Hemodynamic monitoring in ARDS by CCE
CCE has a growing role in the management of ARDS patients, mainly because of the huge interactions between the lung (and then ventilation) and the right ventricle. The choice of the modality of echocardiography (transthoracic, TTE versus TEE) strictly depends on the clinical condition of individual patients, on the skills of the operator, as well as on the clinical inquiry. If possible, TEE should be preferred since it overcomes technical problems associated with acoustic views and measurements can usually be performed easily (26). Since patients with severe ARDS often require prolonged periods of prone positioning, TEE has also be proven to be performed safely and efficiently in this situation (27). Finally, it has been reported that TEE is more accurate than TTE in reporting ACP (24) and that factors limiting the feasibility of TTE are high PEEP or significant weight gain (28), both of which are frequently observed in ARDS.
During ARDS, assessment of RV size is a key objective. It may be easily reached by comparing the RV end-diastolic area (RVEDA) with the LV end-diastolic area (LVEDA) (26). An RVEDA/LVEDA ratio between 0.6 and 1 indicates moderate RV dilatation, while an RVEDA/LVEDA ratio >1 indicates severe RV dilatation. ACP has been defined as the combination of an RVEDA/LVEDA ratio >0.6 and the presence of paradoxical septal motion during end-systole (24) (Figure 3). LV ejection fraction should also be assessed and clinically interpreted taking into account the dosage of inotropic and vasoactive drugs, if administered. Valvular diseases (especially mitral and aortic regurgitation) should also be investigated as they could influence the course and severity of the lung disease and influence treatments, as for fluid requirement. Since a patent foramen ovale may worsen hypoxemia in ARDS patients, echocardiographic assessment should establish whether or not it is present, and, if so, its severity (Figure 1). Patent foramen ovale has recently been reported to concern between 16 and 19% of ARDS patients (29).
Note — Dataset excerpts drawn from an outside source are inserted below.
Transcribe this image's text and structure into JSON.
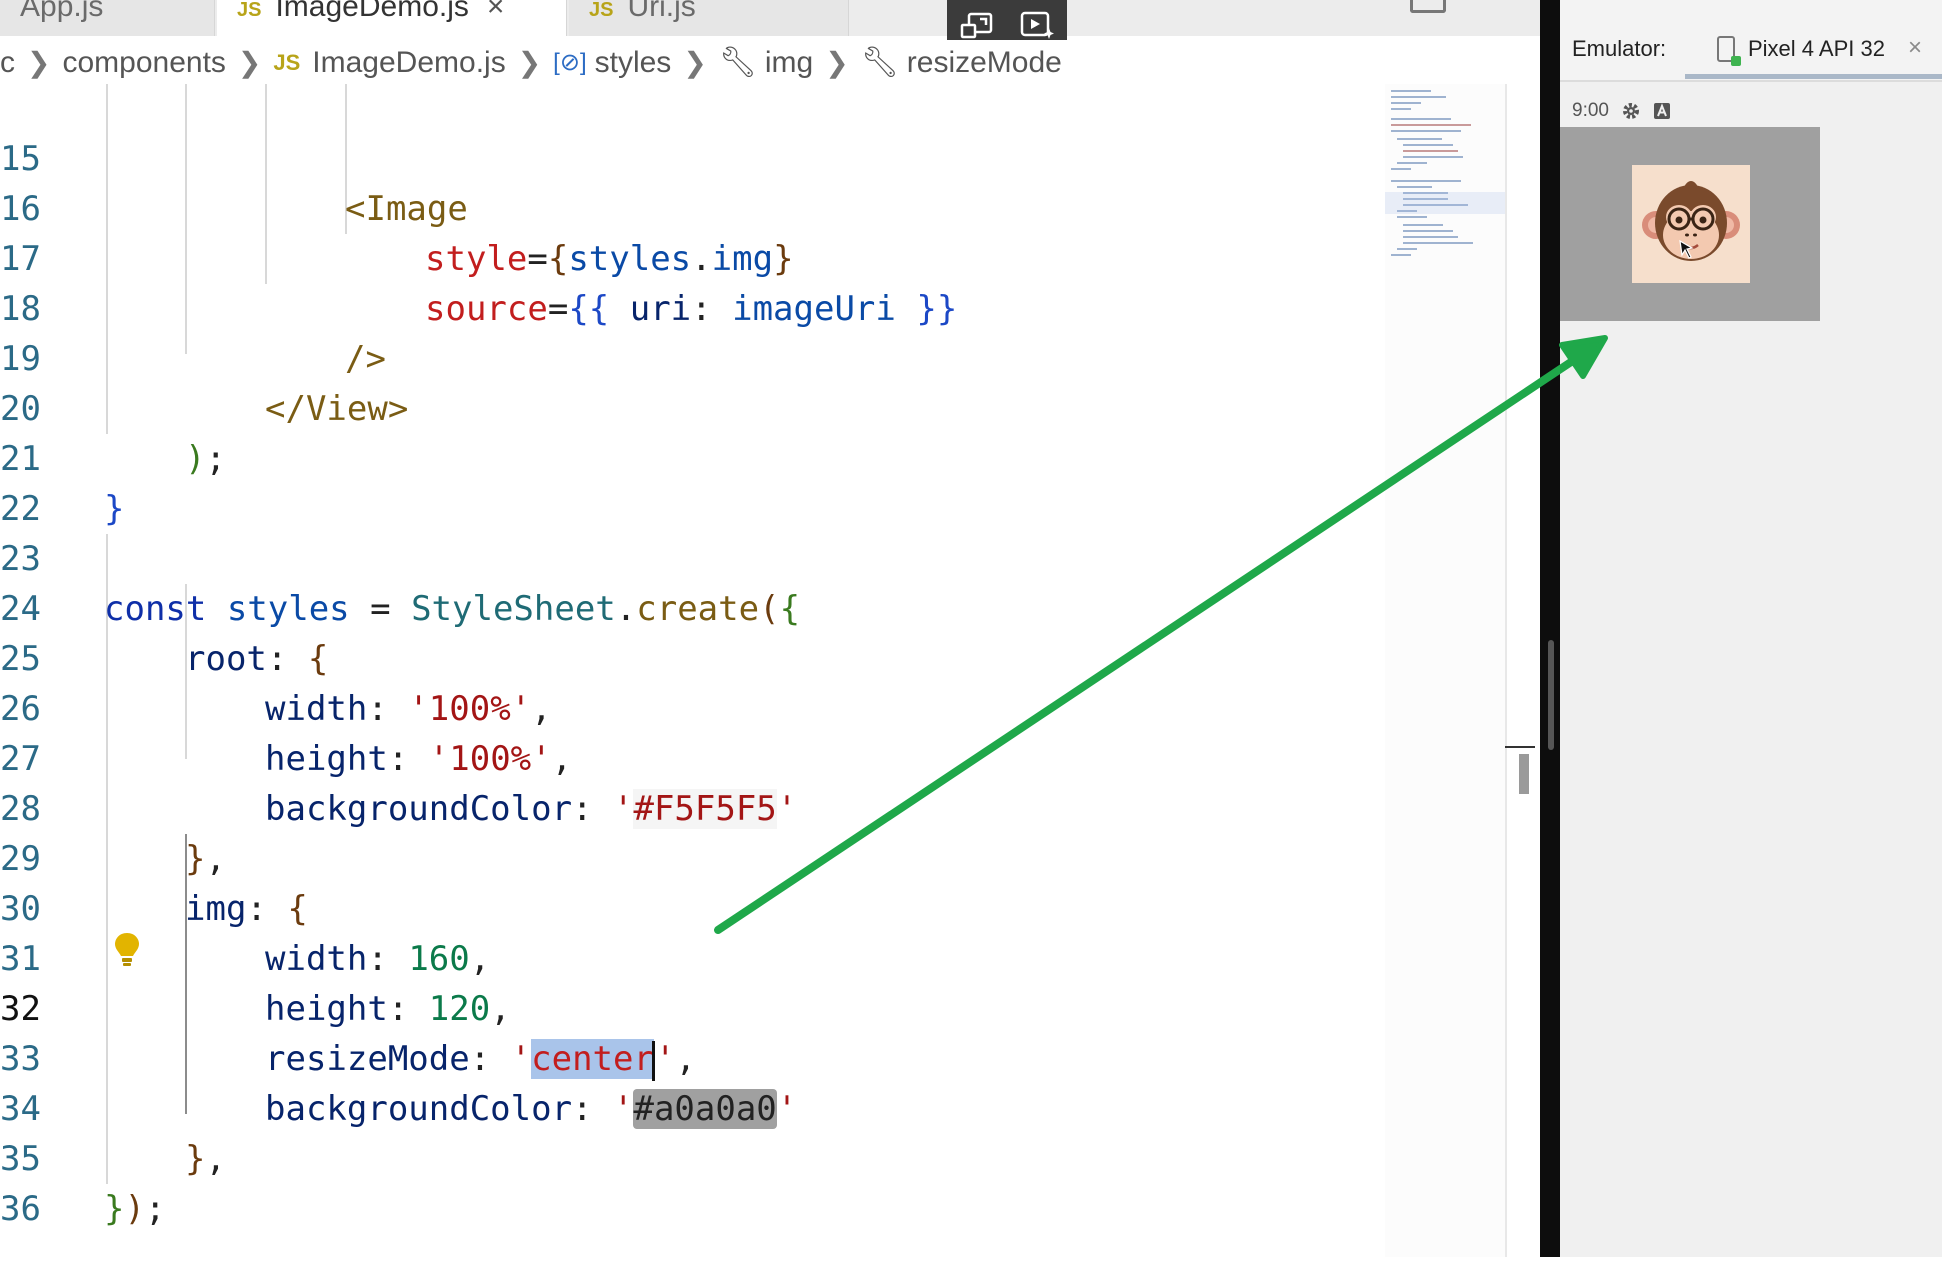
{
  "tabs": [
    {
      "label": "App.js",
      "active": false
    },
    {
      "label": "ImageDemo.js",
      "active": true,
      "close": "×"
    },
    {
      "label": "Uri.js",
      "active": false
    }
  ],
  "breadcrumb": {
    "items": [
      "c",
      "components",
      "ImageDemo.js",
      "styles",
      "img",
      "resizeMode"
    ]
  },
  "editor": {
    "line_numbers": [
      "15",
      "16",
      "17",
      "18",
      "19",
      "20",
      "21",
      "22",
      "23",
      "24",
      "25",
      "26",
      "27",
      "28",
      "29",
      "30",
      "31",
      "32",
      "33",
      "34",
      "35",
      "36"
    ],
    "current_line": "32",
    "tokens": {
      "l15_tag": "<Image",
      "l16_attr": "style",
      "l16_eq": "=",
      "l16_br_open": "{",
      "l16_val": "styles",
      "l16_dot": ".",
      "l16_prop": "img",
      "l16_br_close": "}",
      "l17_attr": "source",
      "l17_eq": "=",
      "l17_br_open": "{{",
      "l17_key": " uri",
      "l17_colon": ": ",
      "l17_val": "imageUri",
      "l17_br_close": " }}",
      "l18_close": "/>",
      "l19_tag": "</View>",
      "l20_paren": ")",
      "l20_semi": ";",
      "l21_brace": "}",
      "l23_const": "const",
      "l23_var": " styles",
      "l23_eq": " = ",
      "l23_cls": "StyleSheet",
      "l23_dot": ".",
      "l23_fn": "create",
      "l23_paren": "(",
      "l23_brace": "{",
      "l24_key": "root",
      "l24_colon": ": ",
      "l24_brace": "{",
      "l25_key": "width",
      "l25_colon": ": ",
      "l25_val": "'100%'",
      "l25_comma": ",",
      "l26_key": "height",
      "l26_colon": ": ",
      "l26_val": "'100%'",
      "l26_comma": ",",
      "l27_key": "backgroundColor",
      "l27_colon": ": ",
      "l27_q1": "'",
      "l27_val": "#F5F5F5",
      "l27_q2": "'",
      "l28_brace": "}",
      "l28_comma": ",",
      "l29_key": "img",
      "l29_colon": ": ",
      "l29_brace": "{",
      "l30_key": "width",
      "l30_colon": ": ",
      "l30_val": "160",
      "l30_comma": ",",
      "l31_key": "height",
      "l31_colon": ": ",
      "l31_val": "120",
      "l31_comma": ",",
      "l32_key": "resizeMode",
      "l32_colon": ": ",
      "l32_q1": "'",
      "l32_val": "center",
      "l32_q2": "'",
      "l32_comma": ",",
      "l33_key": "backgroundColor",
      "l33_colon": ": ",
      "l33_q1": "'",
      "l33_val": "#a0a0a0",
      "l33_q2": "'",
      "l34_brace": "}",
      "l34_comma": ",",
      "l35_brace": "}",
      "l35_paren": ")",
      "l35_semi": ";"
    }
  },
  "emulator": {
    "label": "Emulator:",
    "device": "Pixel 4 API 32",
    "close": "×",
    "time": "9:00",
    "screen_bg": "#a0a0a0",
    "image_bg": "#f6dfcc"
  },
  "annotation": {
    "arrow_color": "#1fa84a"
  }
}
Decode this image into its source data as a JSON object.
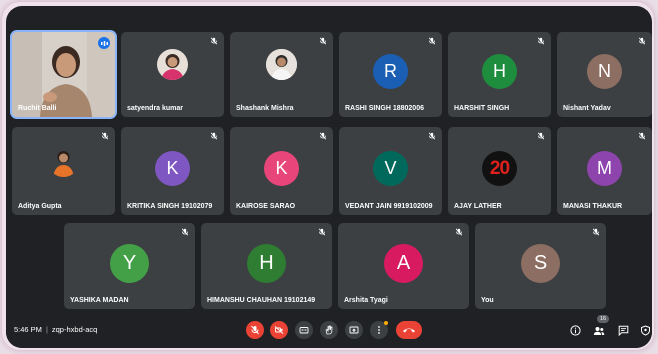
{
  "tiles": [
    {
      "name": "Ruchit Balli",
      "type": "video"
    },
    {
      "name": "satyendra kumar",
      "type": "photo"
    },
    {
      "name": "Shashank Mishra",
      "type": "photo"
    },
    {
      "name": "RASHI SINGH 18802006",
      "initial": "R",
      "color": "#1a5fb4"
    },
    {
      "name": "HARSHIT SINGH",
      "initial": "H",
      "color": "#1e8e3e"
    },
    {
      "name": "Nishant Yadav",
      "initial": "N",
      "color": "#8d6e63"
    },
    {
      "name": "Aditya Gupta",
      "type": "photo"
    },
    {
      "name": "KRITIKA SINGH 19102079",
      "initial": "K",
      "color": "#7e57c2"
    },
    {
      "name": "KAIROSE SARAO",
      "initial": "K",
      "color": "#e8457a"
    },
    {
      "name": "VEDANT JAIN 9919102009",
      "initial": "V",
      "color": "#00695c"
    },
    {
      "name": "AJAY LATHER",
      "type": "photo",
      "photo_text": "20"
    },
    {
      "name": "MANASI THAKUR",
      "initial": "M",
      "color": "#8e44ad"
    },
    {
      "name": "YASHIKA MADAN",
      "initial": "Y",
      "color": "#43a047"
    },
    {
      "name": "HIMANSHU CHAUHAN 19102149",
      "initial": "H",
      "color": "#2e7d32"
    },
    {
      "name": "Arshita Tyagi",
      "initial": "A",
      "color": "#d81b60"
    },
    {
      "name": "You",
      "initial": "S",
      "color": "#8d6e63"
    }
  ],
  "bottom_bar": {
    "time": "5:46 PM",
    "separator": "|",
    "meeting_code": "zqp-hxbd-acq",
    "participant_count": "16"
  },
  "colors": {
    "background": "#202124",
    "tile": "#3c4043",
    "danger": "#ea4335",
    "active_speaker": "#8ab4f8"
  },
  "icons": [
    "mic-off-icon",
    "camera-off-icon",
    "captions-icon",
    "raise-hand-icon",
    "present-icon",
    "more-options-icon",
    "end-call-icon",
    "info-icon",
    "people-icon",
    "chat-icon",
    "activities-icon"
  ]
}
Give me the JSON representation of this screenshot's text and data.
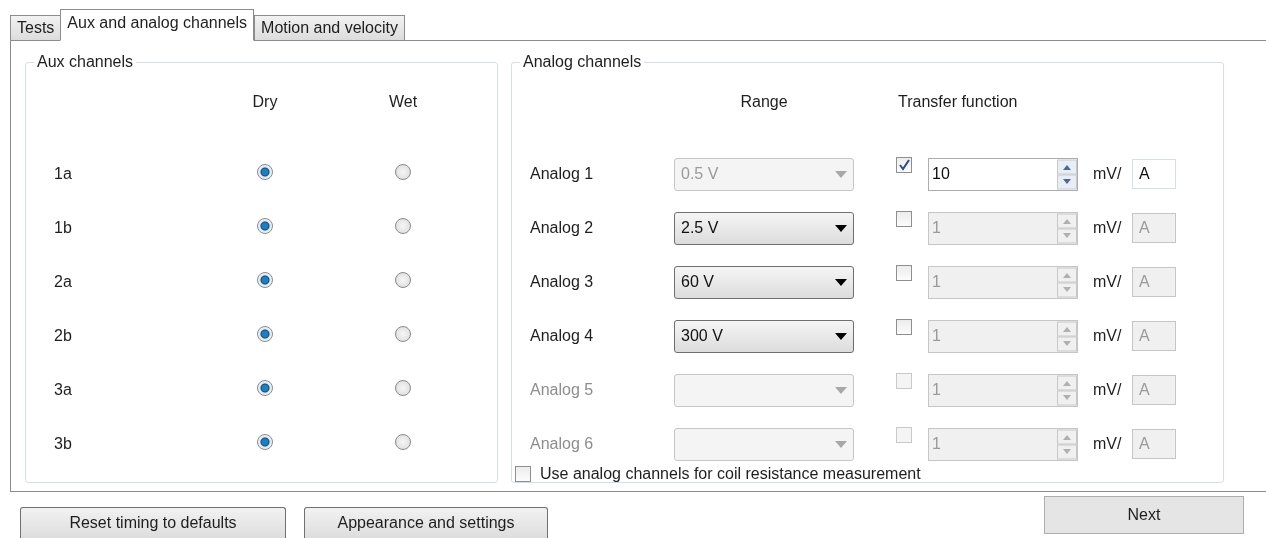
{
  "tabs": [
    {
      "label": "Tests",
      "selected": false
    },
    {
      "label": "Aux and analog channels",
      "selected": true
    },
    {
      "label": "Motion and velocity",
      "selected": false
    }
  ],
  "aux_channels": {
    "title": "Aux channels",
    "columns": [
      "Dry",
      "Wet"
    ],
    "rows": [
      {
        "label": "1a",
        "options": [
          {
            "selected": true
          },
          {
            "selected": false
          }
        ]
      },
      {
        "label": "1b",
        "options": [
          {
            "selected": true
          },
          {
            "selected": false
          }
        ]
      },
      {
        "label": "2a",
        "options": [
          {
            "selected": true
          },
          {
            "selected": false
          }
        ]
      },
      {
        "label": "2b",
        "options": [
          {
            "selected": true
          },
          {
            "selected": false
          }
        ]
      },
      {
        "label": "3a",
        "options": [
          {
            "selected": true
          },
          {
            "selected": false
          }
        ]
      },
      {
        "label": "3b",
        "options": [
          {
            "selected": true
          },
          {
            "selected": false
          }
        ]
      }
    ]
  },
  "analog_channels": {
    "title": "Analog channels",
    "range_header": "Range",
    "transfer_header": "Transfer function",
    "rows": [
      {
        "label": "Analog 1",
        "disabled": false,
        "range": {
          "value": "0.5 V",
          "disabled": true
        },
        "transfer": {
          "checked": true,
          "value": "10",
          "unit_prefix": "mV/",
          "unit": "A"
        }
      },
      {
        "label": "Analog 2",
        "disabled": false,
        "range": {
          "value": "2.5 V",
          "disabled": false
        },
        "transfer": {
          "checked": false,
          "value": "1",
          "unit_prefix": "mV/",
          "unit": "A"
        }
      },
      {
        "label": "Analog 3",
        "disabled": false,
        "range": {
          "value": "60 V",
          "disabled": false
        },
        "transfer": {
          "checked": false,
          "value": "1",
          "unit_prefix": "mV/",
          "unit": "A"
        }
      },
      {
        "label": "Analog 4",
        "disabled": false,
        "range": {
          "value": "300 V",
          "disabled": false
        },
        "transfer": {
          "checked": false,
          "value": "1",
          "unit_prefix": "mV/",
          "unit": "A"
        }
      },
      {
        "label": "Analog 5",
        "disabled": true,
        "range": {
          "disabled": true
        },
        "transfer": {
          "checked": false,
          "value": "1",
          "unit_prefix": "mV/",
          "unit": "A"
        }
      },
      {
        "label": "Analog 6",
        "disabled": true,
        "range": {
          "disabled": true
        },
        "transfer": {
          "checked": false,
          "value": "1",
          "unit_prefix": "mV/",
          "unit": "A"
        }
      }
    ],
    "coil_option": {
      "label": "Use analog channels for coil resistance measurement",
      "checked": false
    }
  },
  "buttons": [
    {
      "label": "Reset timing to defaults"
    },
    {
      "label": "Appearance and settings"
    },
    {
      "label": "Next"
    }
  ]
}
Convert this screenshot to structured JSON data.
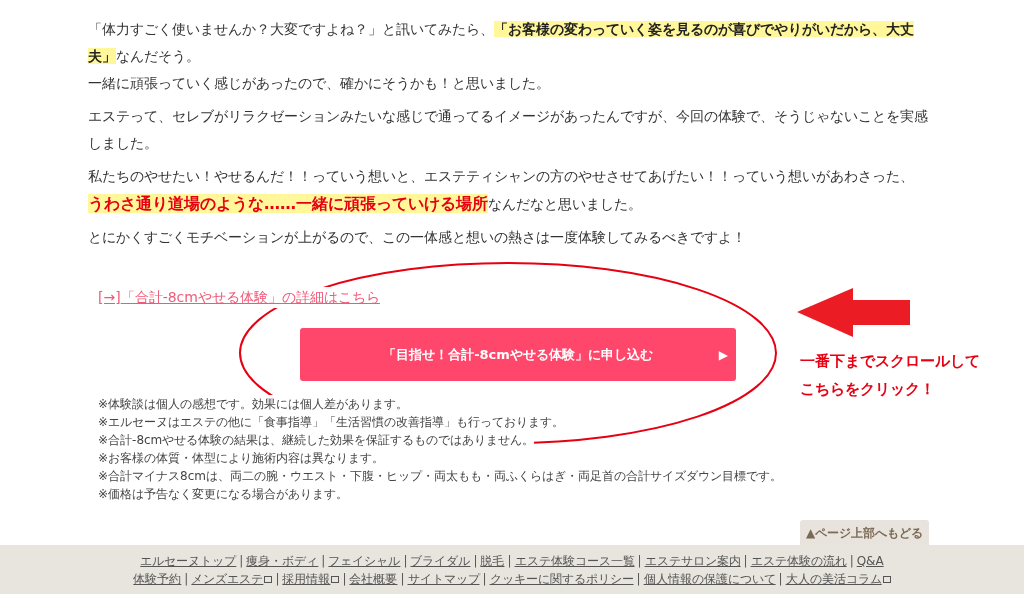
{
  "article": {
    "paragraphs": [
      {
        "lines": [
          [
            {
              "kind": "plain",
              "text": "「体力すごく使いませんか？大変ですよね？」と訊いてみたら、"
            },
            {
              "kind": "highlight",
              "text": "「お客様の変わっていく姿を見るのが喜びでやりがいだから、大丈夫」"
            },
            {
              "kind": "plain",
              "text": "なんだそう。"
            }
          ],
          [
            {
              "kind": "plain",
              "text": "一緒に頑張っていく感じがあったので、確かにそうかも！と思いました。"
            }
          ]
        ]
      },
      {
        "lines": [
          [
            {
              "kind": "plain",
              "text": "エステって、セレブがリラクゼーションみたいな感じで通ってるイメージがあったんですが、今回の体験で、そうじゃないことを実感しました。"
            }
          ]
        ]
      },
      {
        "lines": [
          [
            {
              "kind": "plain",
              "text": "私たちのやせたい！やせるんだ！！っていう想いと、エステティシャンの方のやせさせてあげたい！！っていう想いがあわさった、"
            },
            {
              "kind": "highlight-red",
              "text": "うわさ通り道場のような……一緒に頑張っていける場所"
            },
            {
              "kind": "plain",
              "text": "なんだなと思いました。"
            }
          ]
        ]
      },
      {
        "lines": [
          [
            {
              "kind": "plain",
              "text": "とにかくすごくモチベーションが上がるので、この一体感と想いの熱さは一度体験してみるべきですよ！"
            }
          ]
        ]
      }
    ],
    "detail_link": {
      "arrow": "[→]",
      "text": "「合計-8cmやせる体験」の詳細はこちら"
    },
    "apply_button": {
      "label": "「目指せ！合計-8cmやせる体験」に申し込む",
      "arrow": "▶"
    },
    "notes": [
      "※体験談は個人の感想です。効果には個人差があります。",
      "※エルセーヌはエステの他に「食事指導」「生活習慣の改善指導」も行っております。",
      "※合計-8cmやせる体験の結果は、継続した効果を保証するものではありません。",
      "※お客様の体質・体型により施術内容は異なります。",
      "※合計マイナス8cmは、両二の腕・ウエスト・下腹・ヒップ・両太もも・両ふくらはぎ・両足首の合計サイズダウン目標です。",
      "※価格は予告なく変更になる場合があります。"
    ]
  },
  "annotation": {
    "lines": [
      "一番下までスクロールして",
      "こちらをクリック！"
    ]
  },
  "back_to_top": "▲ページ上部へもどる",
  "footer": {
    "separator": "|",
    "rows": [
      {
        "links": [
          {
            "text": "エルセーヌトップ",
            "external": false
          },
          {
            "text": "痩身・ボディ",
            "external": false
          },
          {
            "text": "フェイシャル",
            "external": false
          },
          {
            "text": "ブライダル",
            "external": false
          },
          {
            "text": "脱毛",
            "external": false
          },
          {
            "text": "エステ体験コース一覧",
            "external": false
          },
          {
            "text": "エステサロン案内",
            "external": false
          },
          {
            "text": "エステ体験の流れ",
            "external": false
          },
          {
            "text": "Q&A",
            "external": false
          }
        ]
      },
      {
        "links": [
          {
            "text": "体験予約",
            "external": false
          },
          {
            "text": "メンズエステ",
            "external": true
          },
          {
            "text": "採用情報",
            "external": true
          },
          {
            "text": "会社概要",
            "external": false
          },
          {
            "text": "サイトマップ",
            "external": false
          },
          {
            "text": "クッキーに関するポリシー",
            "external": false
          },
          {
            "text": "個人情報の保護について",
            "external": false
          },
          {
            "text": "大人の美活コラム",
            "external": true
          }
        ]
      }
    ]
  }
}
Because of positive pressure ventilation on the one hand, and the dramatic decrease in lung compliance on the other hand, ARDS patients are especially subject to wide variations of airway pressure, especially alveolar and transpulmonary pressures. Some experts have recently emphasized the pivotal role of evaluating such interactions for hemodynamic assessment of patients suffering from ARDS (30). They proposed combining continuous invasive blood pressure monitoring with CCE and the use of pulse pressure variation (PPV) to dichotomize ARDS patients (30). As CCE only allows discontinuous hemodynamic monitoring, it has to be associated with a more continuous modality to have real-time monitoring of blood pressure which can be used as a “warning” signal in the case of significant PPV. From a practical point of view, the absence of any PPV indicates that the circulatory system (both LV and RV) is not altered by the effect of mechanical ventilation. Conversely, significant PPV mainly illustrates the effects of tidal inflation on the right ventricle and forces physicians to explore the underlying mechanisms further by performing CCE. Thereafter, two different situations well characterized by CCE may explain PPV: a decrease in RV preload or an increase in RV afterload. In Figure 4, we propose an algorithm of hemodynamic management based on the association of blood pressure monitoring and CCE.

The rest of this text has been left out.